GETTING TO THE CORONADO ISLANDS Los Islas de Coronados (Coronado Islands) include a group of four high, rocky islets about five miles inside the territorial waters of Mexico. They are situated about seven miles offshore at their nearest point and ten miles southwestward of the International Boundary Monument near the Tijuana Bullring. The islands extend about five miles in a northwest to southeast orientation. North Island is about one mile long and rises to a height of 467 feet. Its sheer drop-off on the westerly side is famous for producing a “roll back” wave effect and a sloppy sea surface. This spot is informally referred to as “Pukey Point” for good reason. The Middle Grounds are two central islets rising to 101 and 251 feet in height about one-half mile westward of South Island, The Middle Grounds are known for subterranean caves, sheer cliffs and heavy kelp growth.
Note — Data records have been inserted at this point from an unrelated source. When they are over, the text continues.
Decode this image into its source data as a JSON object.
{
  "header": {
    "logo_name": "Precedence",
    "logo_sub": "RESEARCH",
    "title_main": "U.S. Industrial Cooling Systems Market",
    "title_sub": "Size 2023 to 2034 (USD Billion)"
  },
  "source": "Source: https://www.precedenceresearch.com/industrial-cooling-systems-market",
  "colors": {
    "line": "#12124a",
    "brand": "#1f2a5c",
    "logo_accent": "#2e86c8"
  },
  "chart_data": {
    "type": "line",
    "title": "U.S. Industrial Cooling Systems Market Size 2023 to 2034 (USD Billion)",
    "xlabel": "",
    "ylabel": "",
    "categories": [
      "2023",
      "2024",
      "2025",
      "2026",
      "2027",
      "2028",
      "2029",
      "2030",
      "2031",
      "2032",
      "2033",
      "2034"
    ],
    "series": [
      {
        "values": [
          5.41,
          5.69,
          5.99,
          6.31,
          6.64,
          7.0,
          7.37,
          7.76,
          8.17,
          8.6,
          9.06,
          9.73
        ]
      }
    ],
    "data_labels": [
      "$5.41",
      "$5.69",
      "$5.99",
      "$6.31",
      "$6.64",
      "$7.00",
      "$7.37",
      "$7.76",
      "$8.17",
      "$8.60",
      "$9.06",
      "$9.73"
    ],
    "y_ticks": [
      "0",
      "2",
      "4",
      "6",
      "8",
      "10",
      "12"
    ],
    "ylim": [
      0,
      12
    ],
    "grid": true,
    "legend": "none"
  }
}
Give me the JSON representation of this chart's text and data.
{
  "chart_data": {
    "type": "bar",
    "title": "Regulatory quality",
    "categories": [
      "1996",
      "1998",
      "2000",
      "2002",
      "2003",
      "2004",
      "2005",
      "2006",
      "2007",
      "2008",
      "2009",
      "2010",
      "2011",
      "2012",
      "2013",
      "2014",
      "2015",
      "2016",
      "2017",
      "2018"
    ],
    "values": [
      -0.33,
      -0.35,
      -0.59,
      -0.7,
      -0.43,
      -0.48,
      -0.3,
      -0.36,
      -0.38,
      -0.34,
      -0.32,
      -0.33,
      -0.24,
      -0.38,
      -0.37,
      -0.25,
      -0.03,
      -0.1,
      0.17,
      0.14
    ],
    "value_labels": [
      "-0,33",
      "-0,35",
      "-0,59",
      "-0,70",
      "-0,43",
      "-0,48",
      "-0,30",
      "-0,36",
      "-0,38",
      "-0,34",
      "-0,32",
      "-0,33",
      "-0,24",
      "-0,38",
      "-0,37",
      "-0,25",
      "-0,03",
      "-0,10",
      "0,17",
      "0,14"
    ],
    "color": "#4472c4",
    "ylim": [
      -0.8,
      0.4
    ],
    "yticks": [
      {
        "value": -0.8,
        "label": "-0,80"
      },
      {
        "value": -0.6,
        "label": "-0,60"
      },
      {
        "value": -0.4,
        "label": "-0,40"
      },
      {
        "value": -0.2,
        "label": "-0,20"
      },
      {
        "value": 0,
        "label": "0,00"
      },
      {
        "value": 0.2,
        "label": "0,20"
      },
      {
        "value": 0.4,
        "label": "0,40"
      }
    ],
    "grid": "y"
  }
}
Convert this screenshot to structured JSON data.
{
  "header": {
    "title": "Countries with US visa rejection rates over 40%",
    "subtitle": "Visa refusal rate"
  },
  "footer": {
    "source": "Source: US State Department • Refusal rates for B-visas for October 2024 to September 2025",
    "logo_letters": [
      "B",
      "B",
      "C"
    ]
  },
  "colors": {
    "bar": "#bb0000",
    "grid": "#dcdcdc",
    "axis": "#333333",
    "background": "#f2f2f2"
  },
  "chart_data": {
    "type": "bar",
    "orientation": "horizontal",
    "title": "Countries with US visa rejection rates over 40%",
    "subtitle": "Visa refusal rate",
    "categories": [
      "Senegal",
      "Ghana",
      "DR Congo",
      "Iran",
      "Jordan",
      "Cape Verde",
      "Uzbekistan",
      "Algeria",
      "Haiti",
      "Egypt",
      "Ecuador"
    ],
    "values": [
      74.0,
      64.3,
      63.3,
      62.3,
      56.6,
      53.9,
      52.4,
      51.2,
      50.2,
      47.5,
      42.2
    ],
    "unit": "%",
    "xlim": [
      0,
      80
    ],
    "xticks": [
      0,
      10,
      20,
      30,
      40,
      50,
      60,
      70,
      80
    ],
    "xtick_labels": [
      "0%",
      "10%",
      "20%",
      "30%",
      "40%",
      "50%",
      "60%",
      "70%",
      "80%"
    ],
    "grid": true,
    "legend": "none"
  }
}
South Island is nearly two miles in length and reaches a peak at 672 feet. On a clear day the islands are visible from San Diego vantage points.
The most convenient and closest departure point to the Coronado Islands is San Diego Bay. The charter and open party sportfishing landings are located in the America’s Cup Basin near Shelter Island. Point Loma Sportfishing (619-223-1627), Fishermans Landing (619-221-8500) and H&M Landing (619-222-1144) all fish the Islands on a daily basis. Private boaters depart from marinas or by launching at several public ramps. Shelter Island Launch Ramp is closest to the open ocean while Coronado, National city and Chula Vista also provide good launching facilities at no cost. Everingham Bros. Bait Co. (619-696-6673) maintains live bait receivers immediately north of Ballast Point close to Point Loma, as well as Mission Bay. Just follow the procession of boats to it or ask for directions at the ramp. Upon clearing the mouth of the harbor, North Island is 12.6 nautical miles on a magnetic heading of 184º. South Island is 16.1 nautical miles and 168º (refer to appropriate navigational aids).
All Mexican boat permits and individual fishing permits for everyone onboard must be obtained before entering Mexico. In San Diego, Hook, Line and Sinker (619-224-1336) and Fisherman’s Tackle (619-221-8506) can provide the necessary permits for purchase. Their cordial and experienced staffs can also give you the latest “hot bite” information.